= Helen L. Smits =

Helen L. Smits (born 1937) was a health policy influencer and advocate in the United States, and lent her voice to several healthcare initiatives abroad. Most notably, she was a recipient of the Fulbright scholarship and served under the Carter and Clinton administrations. She also held positions in government organizations including the National Institutes of Health (NIH) and Healthcare Financing Administration.

== Childhood and education ==
Dr. Helen L. Smits was born to Ted Smits, who was a freelance sports writer and editor, and Anna Mary Wells, who was an associate professor of English, in 1937 in Long Beach, California. After graduating from high school, Smits went on to earn a Bachelor of Arts degree from Swarthmore College in Pennsylvania. She then attended Yale University, where she obtained her Master's of Art with an emphasis in English, and eventually returned to complete her Medical Degree at the Yale School of Medicine. Smits was one of only eight women in her graduating class.

== Career ==
After graduating medical school, Helen L. Smits began her residency at the hospital at University of Pennsylvania, eventually becoming the chief resident in 1971. In the years following, she was employed as the associate administrator at this hospital and faculty member at the Wharton School.

In 1977, under the President Jimmy Carter administration, Smits was elected as the Director of the Health Standards and Quality Bureau at the Healthcare Financing Administration (now known as the Centers for Medicare & Medicaid Services).

In 1981, Smits and her family relocated to Connecticut. She was a faculty member at the Yale School of Public Health before becoming the Director of John Dempsey Hospital at the University of Connecticut for seven years. Additionally, from 1991 to 1993 she was a member of the Board of Regents of the American College of Physicians, and the Board of Commissioners of the Joint Commission on Accreditation of Healthcare Organizations.

Later in 1993, Smits was commissioned by President Bill Clinton to serve as the Deputy Administrator and Chief Medical Officer of the Healthcare Financing Administration. Her work included supervision of the review of the Clinical Center at the National Institutes of Health (NIH). At this time, Smits was also working alongside Hillary Clinton to reform healthcare policies. Following her review at the NIH, Smits was appointed to the Clinical Center's Board of Governors, and in 1997, she was elected to the Institute of Medicine.

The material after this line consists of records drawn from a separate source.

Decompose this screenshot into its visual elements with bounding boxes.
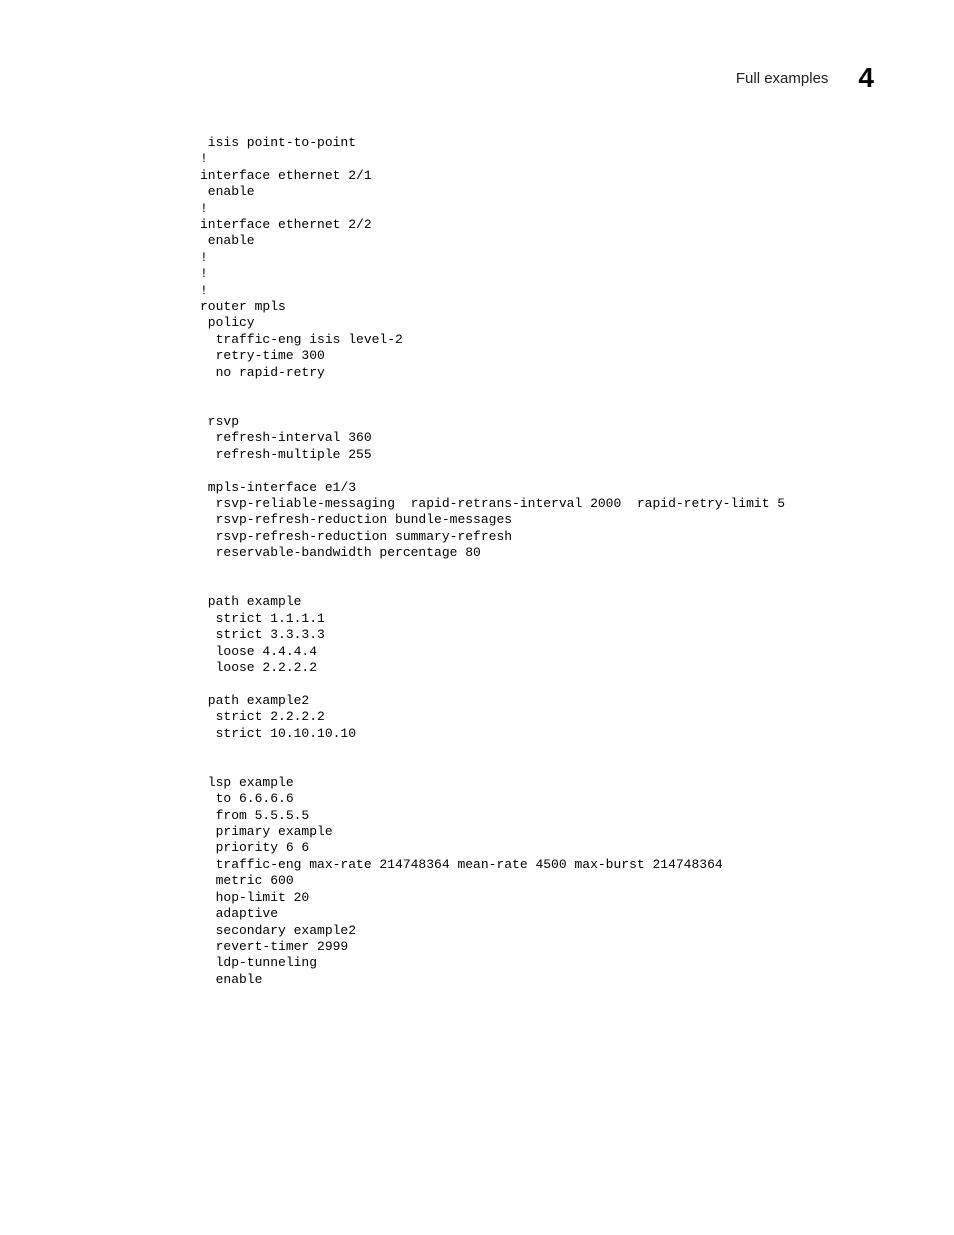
code-block: isis point-to-point ! interface ethernet…	[200, 135, 874, 988]
page-header: Full examples 4	[736, 62, 874, 94]
header-section-title: Full examples	[736, 70, 829, 87]
header-chapter-number: 4	[858, 62, 874, 94]
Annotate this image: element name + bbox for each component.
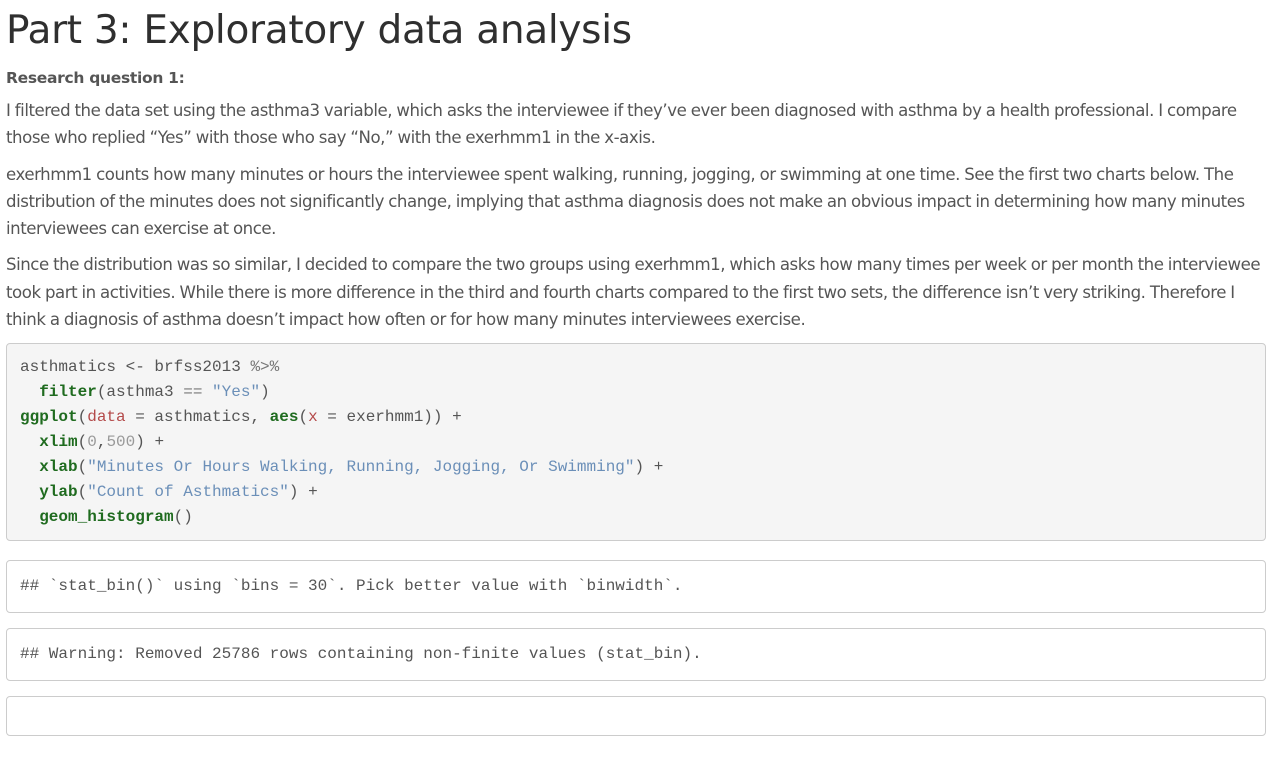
code-token: () [173, 508, 193, 527]
code-line-4: xlim(0,500) + [20, 433, 164, 451]
code-token: ( [77, 483, 88, 502]
paragraph-3: Since the distribution was so similar, I… [6, 255, 1261, 330]
code-token: ) + [634, 458, 664, 477]
code-line-3: ggplot(data = asthmatics, aes(x = exerhm… [20, 408, 462, 426]
code-line-7: geom_histogram() [20, 508, 193, 526]
code-line-1: asthmatics <- brfss2013 %>% [20, 358, 279, 376]
code-line-5: xlab("Minutes Or Hours Walking, Running,… [20, 458, 663, 476]
console-output-warning: ## Warning: Removed 25786 rows containin… [6, 628, 1266, 682]
code-token: (asthma3 [96, 383, 184, 402]
code-token: ) + [135, 433, 165, 452]
code-function: ggplot [20, 408, 78, 427]
code-token: ( [77, 433, 88, 452]
code-token: %>% [240, 358, 280, 377]
code-token: asthmatics [20, 358, 117, 377]
paragraph-1: I filtered the data set using the asthma… [6, 101, 1237, 148]
code-string: "Yes" [212, 383, 261, 402]
code-token: ( [298, 408, 309, 427]
code-argument: x [308, 408, 318, 427]
code-function: ylab [39, 483, 78, 502]
code-function: xlim [39, 433, 78, 452]
code-token: ) + [288, 483, 318, 502]
code-token: brfss2013 [154, 358, 241, 377]
code-token: <- [116, 358, 155, 377]
code-function: xlab [39, 458, 78, 477]
code-token: , [96, 433, 107, 452]
code-token: ( [77, 458, 88, 477]
code-token: ) [260, 383, 270, 402]
document-page: Part 3: Exploratory data analysis Resear… [0, 0, 1282, 737]
code-token: ( [77, 408, 88, 427]
code-number: 500 [106, 433, 136, 452]
code-function: filter [39, 383, 97, 402]
page-title: Part 3: Exploratory data analysis [6, 8, 632, 53]
console-output-message: ## `stat_bin()` using `bins = 30`. Pick … [6, 560, 1266, 614]
r-code-block[interactable]: asthmatics <- brfss2013 %>% filter(asthm… [6, 343, 1266, 542]
code-number: 0 [87, 433, 97, 452]
code-function: aes [269, 408, 299, 427]
code-string: "Count of Asthmatics" [87, 483, 289, 502]
console-output-block [6, 696, 1266, 737]
code-argument: data [87, 408, 126, 427]
section-subheading: Research question 1: [6, 69, 185, 87]
code-line-2: filter(asthma3 == "Yes") [20, 383, 270, 402]
code-line-6: ylab("Count of Asthmatics") + [20, 483, 318, 502]
code-token: = exerhmm1)) + [317, 408, 462, 427]
paragraph-2: exerhmm1 counts how many minutes or hour… [6, 164, 1245, 239]
code-token: == [183, 383, 203, 402]
code-token: = asthmatics, [125, 408, 270, 427]
code-function: geom_histogram [39, 508, 174, 527]
code-string: "Minutes Or Hours Walking, Running, Jogg… [87, 458, 635, 477]
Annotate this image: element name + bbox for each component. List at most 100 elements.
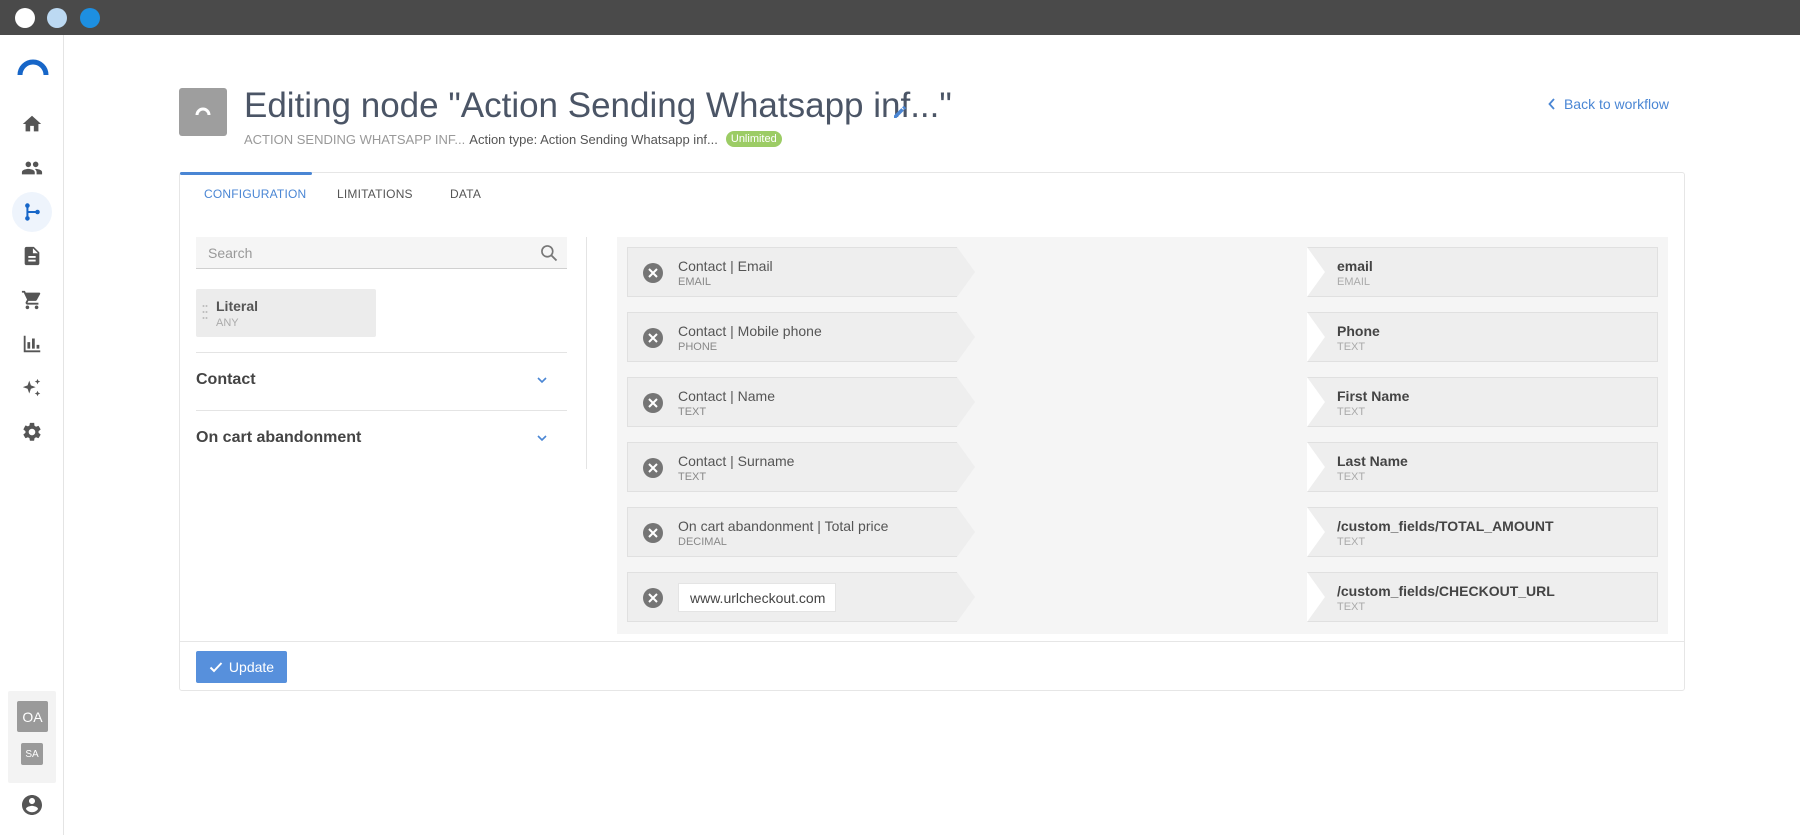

In 2002, Smits received the Fulbright Fellowship, and moved to Maputo, Mozambique to teach at the Department of Community Medicine at Eduardo Mondlane University. Furthermore, Smits began her research and development of HIV/AIDS prevention with the William J. Clinton Presidential Foundation and the Ministry of Health. In the following year, Smits served as the Vice Chair of the President's Emergency Plan for AIDS Relief (PEPFAR). While she was employed as the Vice Chair, the United States Congress passed the “United States Leadership against HIV/AIDS, Tuberculosis, and Malaria Act” which increased the allocation of antiretroviral treatment and the development of HIV/AIDS research and testing.

Currently, Smits is now retired and resides in Old Saybrook, Connecticut with her husband, but is still a senior consultant to the Doris Duke Charitable Foundation's African Health Initiative.

== Research ==
Thought her career, Smits authored and contributed her intellect to over a dozen academic papers about healthcare and medicine. In 1967, Smits published her first study in The Yale Journal of Biology and Medicine regarding a study of the ultrastructure of the embryonic rabbit lung, she received her medical degree in the same year. Smits went on to publish another paper in 1981 comparing the practices of new and established physicians. Her study concluded that experienced physicians were more likely to accept medicare and medicaid in relation to their new counterparts. On the other hand, the newer physicians billed more and sometimes charged slightly higher prices for care and procedures. In 1984, Smits co-authored a paper in the Medicare and Medicaid Research Review warning against a switch diagnosis-related group payment systems. Smits cited several weaknesses including inaccurate medical billing and that the system furthered the false idea that increased sickness always correlates with higher costs. Smits also spent a notable amount of time writing on issues within geriatric medicine including Medicaid, nursing homes, and health policy affecting the elderly. In her last known publication in 1995, Commentary on Hospitals & Nursing Homes. New Insight into the Plight of 'Dual Eligibles she urges those in healthcare policy and the nursing home industry to "know as much as possible about the actual users of nursing homes and we need to look at ways to offer them care that is both cost effective and high quality." She also warns that while some may be quick to want to implement new policy that "changing the system in the wrong way will lead to poorer care and escalating costs."

== Accomplishments and awards ==
In 2009, Helen L. Smits was inducted into the Connecticut Women's Hall of Fame.